UNT historian available for media interviews on International Holocaust Remembrance Day

Wednesday, January 17, 2018 - 17:08

 

The United Nations General Assembly proclaimed January 27 — the day in 1945 that Auschwitz-Birkenau, the largest Nazi concentration and death camp was liberated by Russia's Red Army — as International Holocaust Remembrance Day. This year will be the 13th Remembrance Day.

Eunice G. Pollack, lecturer in the University of North Texas Department of History and a faculty member in UNT’s Jewish and Israel Studies Program, is a member of the Academic Council of the David S. Wyman Institute for Holocaust Studies and co-editor of The Encyclopedia of American Jewish History. She says that Holocaust Remembrance Day "is critically important now, as the remaining Holocaust survivors are passing away." These survivors "will no longer be here to respond to those who continue to deny, minimize or distort the Shoah," she says.

Pollack notes that, for decades, staff members at most schools ignored or barely addressed the Holocaust, or presented it inaccurately. In recent years, she says, "the Holocaust is being universalized, with numerous events characterized incorrectly as 'a holocaust,'" which she says is in part an effort "to deflect attention from the world's longest hatred and the nearly successful effort to annihilate the world’s Jews." 

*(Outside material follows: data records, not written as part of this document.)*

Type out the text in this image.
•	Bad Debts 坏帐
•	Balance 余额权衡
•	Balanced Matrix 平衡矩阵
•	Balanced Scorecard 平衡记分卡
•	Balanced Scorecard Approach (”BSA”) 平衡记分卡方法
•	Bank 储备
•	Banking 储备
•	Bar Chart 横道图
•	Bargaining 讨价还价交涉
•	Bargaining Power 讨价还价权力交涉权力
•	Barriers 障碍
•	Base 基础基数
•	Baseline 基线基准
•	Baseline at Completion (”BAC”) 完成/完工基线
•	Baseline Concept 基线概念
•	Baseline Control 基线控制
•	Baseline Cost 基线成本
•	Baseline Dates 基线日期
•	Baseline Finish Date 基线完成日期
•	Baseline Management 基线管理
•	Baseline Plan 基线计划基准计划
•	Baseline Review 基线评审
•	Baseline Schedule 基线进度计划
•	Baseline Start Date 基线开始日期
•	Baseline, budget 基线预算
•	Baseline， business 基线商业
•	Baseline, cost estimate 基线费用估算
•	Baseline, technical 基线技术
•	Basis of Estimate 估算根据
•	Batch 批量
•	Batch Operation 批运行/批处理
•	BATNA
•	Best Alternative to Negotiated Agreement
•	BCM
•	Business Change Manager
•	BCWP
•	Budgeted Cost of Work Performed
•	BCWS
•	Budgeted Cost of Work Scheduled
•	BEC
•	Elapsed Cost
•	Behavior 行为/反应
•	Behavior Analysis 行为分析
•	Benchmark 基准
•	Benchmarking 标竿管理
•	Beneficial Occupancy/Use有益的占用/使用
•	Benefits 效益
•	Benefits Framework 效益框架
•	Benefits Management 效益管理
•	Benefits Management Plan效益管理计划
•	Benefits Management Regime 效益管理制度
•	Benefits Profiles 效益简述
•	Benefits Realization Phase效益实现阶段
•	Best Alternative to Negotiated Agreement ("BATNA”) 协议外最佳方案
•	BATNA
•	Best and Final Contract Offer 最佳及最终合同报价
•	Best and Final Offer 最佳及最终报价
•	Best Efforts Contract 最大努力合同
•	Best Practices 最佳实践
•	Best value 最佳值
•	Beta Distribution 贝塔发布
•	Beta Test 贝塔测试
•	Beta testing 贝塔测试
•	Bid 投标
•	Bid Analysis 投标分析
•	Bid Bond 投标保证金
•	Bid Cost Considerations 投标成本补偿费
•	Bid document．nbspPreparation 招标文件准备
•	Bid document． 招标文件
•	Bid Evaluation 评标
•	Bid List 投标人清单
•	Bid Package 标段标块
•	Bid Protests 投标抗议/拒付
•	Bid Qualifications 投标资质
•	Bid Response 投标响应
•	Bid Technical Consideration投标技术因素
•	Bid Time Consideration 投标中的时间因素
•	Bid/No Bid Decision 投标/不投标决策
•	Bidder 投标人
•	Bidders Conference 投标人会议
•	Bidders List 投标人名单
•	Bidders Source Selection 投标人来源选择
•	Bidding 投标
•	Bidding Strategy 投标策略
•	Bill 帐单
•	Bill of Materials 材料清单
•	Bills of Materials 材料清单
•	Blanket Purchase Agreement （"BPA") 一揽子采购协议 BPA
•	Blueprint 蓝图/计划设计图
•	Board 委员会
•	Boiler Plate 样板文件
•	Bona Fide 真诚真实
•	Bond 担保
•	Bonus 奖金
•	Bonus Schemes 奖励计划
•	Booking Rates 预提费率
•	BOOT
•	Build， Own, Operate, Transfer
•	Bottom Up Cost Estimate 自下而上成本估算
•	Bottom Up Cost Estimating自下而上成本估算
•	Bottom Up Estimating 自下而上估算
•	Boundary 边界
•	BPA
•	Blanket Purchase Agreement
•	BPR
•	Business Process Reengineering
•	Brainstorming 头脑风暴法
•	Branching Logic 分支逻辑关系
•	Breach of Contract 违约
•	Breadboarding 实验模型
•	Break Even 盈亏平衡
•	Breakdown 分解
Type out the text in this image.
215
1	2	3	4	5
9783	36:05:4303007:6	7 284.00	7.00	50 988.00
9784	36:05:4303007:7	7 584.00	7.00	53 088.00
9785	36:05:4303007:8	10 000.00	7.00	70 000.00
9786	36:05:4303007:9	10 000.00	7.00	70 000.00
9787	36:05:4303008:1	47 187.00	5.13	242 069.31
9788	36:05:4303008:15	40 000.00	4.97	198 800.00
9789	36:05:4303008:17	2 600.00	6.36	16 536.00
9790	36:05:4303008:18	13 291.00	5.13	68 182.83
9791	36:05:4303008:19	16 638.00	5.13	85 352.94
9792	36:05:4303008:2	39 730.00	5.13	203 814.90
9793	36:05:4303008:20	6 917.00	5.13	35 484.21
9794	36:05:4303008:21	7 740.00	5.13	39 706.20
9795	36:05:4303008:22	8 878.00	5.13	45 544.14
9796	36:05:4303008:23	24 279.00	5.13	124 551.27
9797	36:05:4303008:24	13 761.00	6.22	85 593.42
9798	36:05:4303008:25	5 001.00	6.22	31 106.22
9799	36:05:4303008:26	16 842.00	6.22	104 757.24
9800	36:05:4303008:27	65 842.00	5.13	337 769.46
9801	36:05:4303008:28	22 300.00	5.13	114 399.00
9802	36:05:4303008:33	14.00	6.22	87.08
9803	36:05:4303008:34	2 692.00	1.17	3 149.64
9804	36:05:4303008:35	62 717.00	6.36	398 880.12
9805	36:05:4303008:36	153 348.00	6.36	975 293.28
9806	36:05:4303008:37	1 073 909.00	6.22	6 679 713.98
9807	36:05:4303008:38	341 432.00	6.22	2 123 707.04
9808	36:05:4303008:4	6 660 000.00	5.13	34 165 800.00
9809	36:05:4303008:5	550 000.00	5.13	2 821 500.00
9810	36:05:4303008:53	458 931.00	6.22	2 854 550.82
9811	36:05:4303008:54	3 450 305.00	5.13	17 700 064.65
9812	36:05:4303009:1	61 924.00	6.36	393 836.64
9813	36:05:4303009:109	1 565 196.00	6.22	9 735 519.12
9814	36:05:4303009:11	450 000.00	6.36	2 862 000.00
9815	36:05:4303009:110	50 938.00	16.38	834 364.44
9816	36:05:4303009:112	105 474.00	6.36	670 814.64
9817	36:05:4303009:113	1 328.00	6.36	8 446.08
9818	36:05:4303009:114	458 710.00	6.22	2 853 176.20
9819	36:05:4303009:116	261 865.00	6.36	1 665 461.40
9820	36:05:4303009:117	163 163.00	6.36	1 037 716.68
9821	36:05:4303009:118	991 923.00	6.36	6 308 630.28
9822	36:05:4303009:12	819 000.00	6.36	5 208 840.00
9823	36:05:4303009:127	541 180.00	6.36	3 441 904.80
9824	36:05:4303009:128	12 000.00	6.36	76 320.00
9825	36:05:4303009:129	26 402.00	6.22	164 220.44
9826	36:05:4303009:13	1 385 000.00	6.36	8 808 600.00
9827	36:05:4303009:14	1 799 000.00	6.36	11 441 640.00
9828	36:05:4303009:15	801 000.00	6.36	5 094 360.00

"Even more insidious is the current tendency of anti-Semites to engage in Holocaust inversion, falsely accusing Jews —the Jewish state— of perpetrating 'a holocaust' against Palestinian Arabs, another effort to dismiss what was done to the Jews," Pollack says. "Thus, this day serves as a reminder to dedicate ourselves to confronting and understanding the Shoah and to recognizing and combating the antisemitism that still abounds today."